Mesrine: Public Enemy No 1 Movie Review
In 1973, rampant criminal Jacques Mesrine (Cassel) has finally been captured by the cops but stages a daring courtroom escape with the help of his pal Charlie (Lanvin). He's soon back to his bank-robbing, executive-kidnapping ways, taunting the tenacious detective Broussard (Gourmet) even when he's arrested.
In prison he concocts an elaborate escape with fellow inmate Besse (Amalric), and the two go on another brazen crime-spree, meeting Mesrine's next wife Sylvie (Sagnier) along the way. But as Mesrine adopts the politics of Germany's Baader-Meinhof gang, the cops are closing in.
Once again, the film's outrageous stylishness keeps us watching, as Richet recreates the period with a remarkable attention to detail, using coarse touches to ground the chaotic shootouts and heists in reality. This film has the same snappy pace, leaping through the story and only giving us brief insight into the characters as it creates each set piece. But what set pieces they are!
Every sequence snaps with inventive energy, and the robberies, kidnappings and escapes are all utterly riveting in their outrageousness (Cassel insists they toned things down because the reality was too incredible). This half of the story actually stretches Cassel more, as Mesrine is paunchy and a bit crazed, always wearing ludicrous disguises and drifting deep into philosophy. This adds to his charismatic mystique, although it doesn't make him any more sympathetic.
The film is framed with Mesrine's death, which plays out in thrilling detail.

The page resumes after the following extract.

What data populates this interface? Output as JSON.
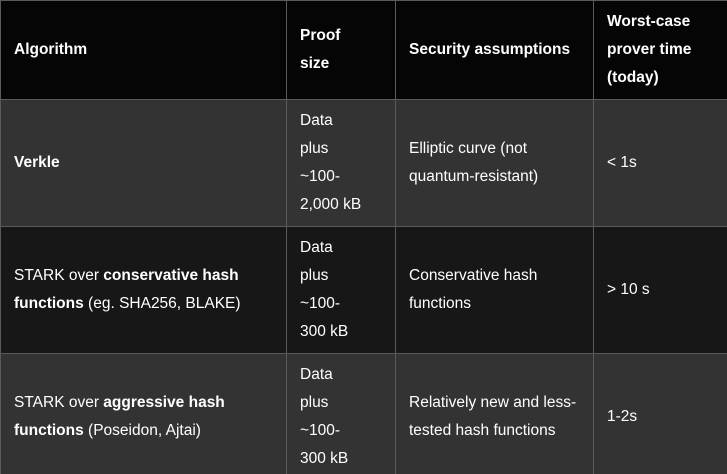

Like other scenes, it's a seriously brutal sequence of events, rendered by Richet on a big scale but also anchored in earthy authenticity. The standout supporting role this time belongs to the remarkable Amalric as a character who deserves his own film. And Sagnier is terrific as always. But they're only in orbit around Cassel as a man who saw himself as a Robin Hood figure, except that he kept all the money. "At least I can say I didn't waste my life," he says. Some of us might beg to differ.